The Electronic Catalogue of the Samaria Ivory Artifacts and Related Material
Also known as: Samaria Ivories
"The Electronic Catalogue of the Samaria Ivory Artifacts and Related Material" offers the first complete publication of the ivory carvings and related inlays and overlays that were excavated between 1908 and 1935 at Samaria, the capital of the kingdom of Israel in the 9th-8th centuries BCE. The catalogue accompanies a description, analysis, and reassessment of this material published in book form. The over 12,500 mostly very fragmentary items once decorated luxurious furniture, perhaps also other prestige goods.
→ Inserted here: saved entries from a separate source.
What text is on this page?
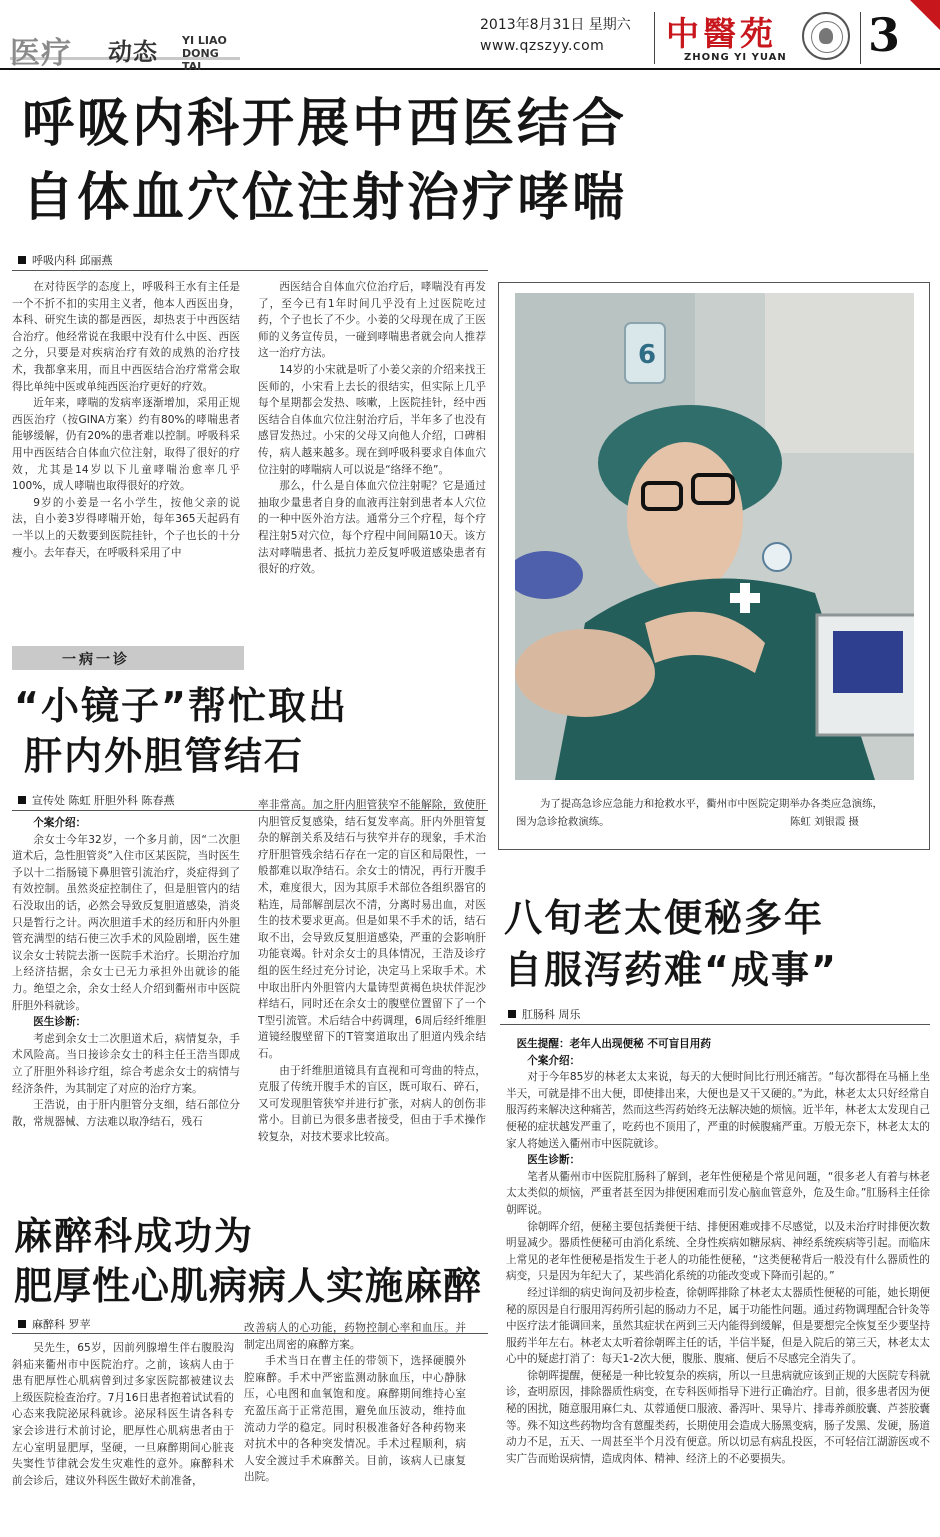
医疗 动态 YI LIAO
DONG TAI
2013年8月31日 星期六
www.qzszyy.com 中醫苑
ZHONG YI YUAN 3
呼吸内科开展中西医结合
自体血穴位注射治疗哮喘
呼吸内科 邱丽燕

在对待医学的态度上，呼吸科王水有主任是一个不折不扣的实用主义者，他本人西医出身，本科、研究生读的都是西医，却热衷于中西医结合治疗。他经常说在我眼中没有什么中医、西医之分，只要是对疾病治疗有效的成熟的治疗技术，我都拿来用，而且中西医结合治疗常常会取得比单纯中医或单纯西医治疗更好的疗效。

近年来，哮喘的发病率逐渐增加，采用正规西医治疗（按GINA方案）约有80%的哮喘患者能够缓解，仍有20%的患者难以控制。呼吸科采用中西医结合自体血穴位注射，取得了很好的疗效，尤其是14岁以下儿童哮喘治愈率几乎100%，成人哮喘也取得很好的疗效。

9岁的小姜是一名小学生，按他父亲的说法，自小姜3岁得哮喘开始，每年365天起码有一半以上的天数要到医院挂针，个子也长的十分瘦小。去年春天，在呼吸科采用了中

西医结合自体血穴位治疗后，哮喘没有再发了，至今已有1年时间几乎没有上过医院吃过药，个子也长了不少。小姜的父母现在成了王医师的义务宣传员，一碰到哮喘患者就会向人推荐这一治疗方法。

14岁的小宋就是听了小姜父亲的介绍来找王医师的，小宋看上去长的很结实，但实际上几乎每个星期都会发热、咳嗽，上医院挂针，经中西医结合自体血穴位注射治疗后，半年多了也没有感冒发热过。小宋的父母又向他人介绍，口碑相传，病人越来越多。现在到呼吸科要求自体血穴位注射的哮喘病人可以说是“络绎不绝”。

那么，什么是自体血穴位注射呢？它是通过抽取少量患者自身的血液再注射到患者本人穴位的一种中医外治方法。通常分三个疗程，每个疗程注射5对穴位，每个疗程中间间隔10天。该方法对哮喘患者、抵抗力差反复呼吸道感染患者有很好的疗效。

一病一诊
“小镜子”帮忙取出
肝内外胆管结石
宣传处 陈虹 肝胆外科 陈春燕

个案介绍：

余女士今年32岁，一个多月前，因“二次胆道术后，急性胆管炎”入住市区某医院，当时医生予以十二指肠镜下鼻胆管引流治疗，炎症得到了有效控制。虽然炎症控制住了，但是胆管内的结石没取出的话，必然会导致反复胆道感染，消炎只是暂行之计。两次胆道手术的经历和肝内外胆管充满型的结石使三次手术的风险剧增，医生建议余女士转院去浙一医院手术治疗。长期治疗加上经济拮据，余女士已无力承担外出就诊的能力。绝望之余，余女士经人介绍到衢州市中医院肝胆外科就诊。

医生诊断：

考虑到余女士二次胆道术后，病情复杂，手术风险高。当日接诊余女士的科主任王浩当即成立了肝胆外科诊疗组，综合考虑余女士的病情与经济条件，为其制定了对应的治疗方案。

王浩说，由于肝内胆管分支细，结石部位分散，常规器械、方法难以取净结石，残石

率非常高。加之肝内胆管狭窄不能解除，致使肝内胆管反复感染，结石复发率高。肝内外胆管复杂的解剖关系及结石与狭窄并存的现象，手术治疗肝胆管残余结石存在一定的盲区和局限性，一般都难以取净结石。余女士的情况，再行开腹手术，难度很大，因为其原手术部位各组织器官的粘连，局部解剖层次不清，分离时易出血，对医生的技术要求更高。但是如果不手术的话，结石取不出，会导致反复胆道感染，严重的会影响肝功能衰竭。针对余女士的具体情况，王浩及诊疗组的医生经过充分讨论，决定马上采取手术。术中取出肝内外胆管内大量铸型黄褐色块状伴泥沙样结石，同时还在余女士的腹壁位置留下了一个T型引流管。术后结合中药调理，6周后经纤维胆道镜经腹壁留下的T管窦道取出了胆道内残余结石。

由于纤维胆道镜具有直视和可弯曲的特点，克服了传统开腹手术的盲区，既可取石、碎石，又可发现胆管狭窄并进行扩张，对病人的创伤非常小。目前已为很多患者接受，但由于手术操作较复杂，对技术要求比较高。

麻醉科成功为
肥厚性心肌病病人实施麻醉
麻醉科 罗苹

吴先生，65岁，因前列腺增生伴右腹股沟斜疝来衢州市中医院治疗。之前，该病人由于患有肥厚性心肌病曾到过多家医院都被建议去上级医院检查治疗。7月16日患者抱着试试看的心态来我院泌尿科就诊。泌尿科医生请各科专家会诊进行术前讨论，肥厚性心肌病患者由于左心室明显肥厚，坚硬，一旦麻醉期间心脏丧失窦性节律就会发生灾难性的意外。麻醉科术前会诊后，建议外科医生做好术前准备，

改善病人的心功能，药物控制心率和血压。并制定出周密的麻醉方案。

手术当日在曹主任的带领下，选择硬膜外腔麻醉。手术中严密监测动脉血压，中心静脉压，心电图和血氧饱和度。麻醉期间维持心室充盈压高于正常范围，避免血压波动，维持血流动力学的稳定。同时积极准备好各种药物来对抗术中的各种突发情况。手术过程顺利，病人安全渡过手术麻醉关。目前，该病人已康复出院。

6
为了提高急诊应急能力和抢救水平，衢州市中医院定期举办各类应急演练，
图为急诊抢救演练。	陈虹 刘银霞 摄
八旬老太便秘多年
自服泻药难“成事”
肛肠科 周乐

医生提醒：老年人出现便秘 不可盲目用药

个案介绍：

对于今年85岁的林老太太来说，每天的大便时间比行刑还痛苦。“每次都得在马桶上坐半天，可就是排不出大便，即使排出来，大便也是又干又硬的。”为此，林老太太只好经常自服泻药来解决这种痛苦，然而这些泻药始终无法解决她的烦恼。近半年，林老太太发现自己便秘的症状越发严重了，吃药也不顶用了，严重的时候腹痛严重。万般无奈下，林老太太的家人将她送入衢州市中医院就诊。

医生诊断：

笔者从衢州市中医院肛肠科了解到，老年性便秘是个常见问题，“很多老人有着与林老太太类似的烦恼，严重者甚至因为排便困难而引发心脑血管意外，危及生命。”肛肠科主任徐朝晖说。

徐朝晖介绍，便秘主要包括粪便干结、排便困难或排不尽感觉，以及未治疗时排便次数明显减少。器质性便秘可由消化系统、全身性疾病如糖尿病、神经系统疾病等引起。而临床上常见的老年性便秘是指发生于老人的功能性便秘，“这类便秘背后一般没有什么器质性的病变，只是因为年纪大了，某些消化系统的功能改变或下降而引起的。”

经过详细的病史询问及初步检查，徐朝晖排除了林老太太器质性便秘的可能，她长期便秘的原因是自行服用泻药所引起的肠动力不足，属于功能性问题。通过药物调理配合针灸等中医疗法才能调回来，虽然其症状在两到三天内能得到缓解，但是要想完全恢复至少要坚持服药半年左右。林老太太听着徐朝晖主任的话，半信半疑，但是入院后的第三天，林老太太心中的疑虑打消了：每天1-2次大便，腹胀、腹痛、便后不尽感完全消失了。

徐朝晖提醒，便秘是一种比较复杂的疾病，所以一旦患病就应该到正规的大医院专科就诊，查明原因，排除器质性病变，在专科医师指导下进行正确治疗。目前，很多患者因为便秘的困扰，随意服用麻仁丸、苁蓉通便口服液、番泻叶、果导片、排毒养颜胶囊、芦荟胶囊等。殊不知这些药物均含有蒽醌类药，长期使用会造成大肠黑变病，肠子发黑、发硬，肠道动力不足，五天、一周甚至半个月没有便意。所以切忌有病乱投医，不可轻信江湖游医或不实广告而贻误病情，造成肉体、精神、经济上的不必要损失。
They constitute not only a substantial portion of the arts known from Iron Age Israel, but also the largest assemblage of elaborate Levantine ivory carvings of the Iron Age unearthed in the Levant itself rather than Assyrian cities, where the vast majority of this body of material came to light. Thus, the Samaria Ivories are significant for both the cultural history of ancient Israel and the study of Levantine ivory carvings of the Iron Age.
Abstract
The assemblage of over 12,500 mostly very fragmentary ivory carvings and related material from ancient Samaria was found in the pioneer times of ancient Near Eastern archaeology. Only a small selection of the best-preserved pieces has previously been published and in a manner that does not conform to today's standards. The present electronic catalogue seeks to remedy this situation. The material was collected based on the unpublished field records and a personal inspection and study of the actual pieces in the seven institutions that house them today. Because the correlation of the inventory numbers of the institutions that house the artifacts and the field numbers assigned to them during the excavations remains in many cases uncertain due to insufficient recording, the data is separated into two cross-referenced relational databases: one containing the examination of the artifacts, the other the information of the field records concerning their discovery and archaeological contexts. The former contains color photographs both of the obverse and reverse of the artifacts, most of which are plaques, with a few fittings, isolated colored glass inlays and gold overlays. The artifacts' description and classification includes their present location, inventory number, measurements, condition, imagery, occasional inscription, possible membership of a set of fragments that belonged to the same artifact or set of artifacts, and their possible membership of particular groups of Levantine ivory carvings of the Iron Age.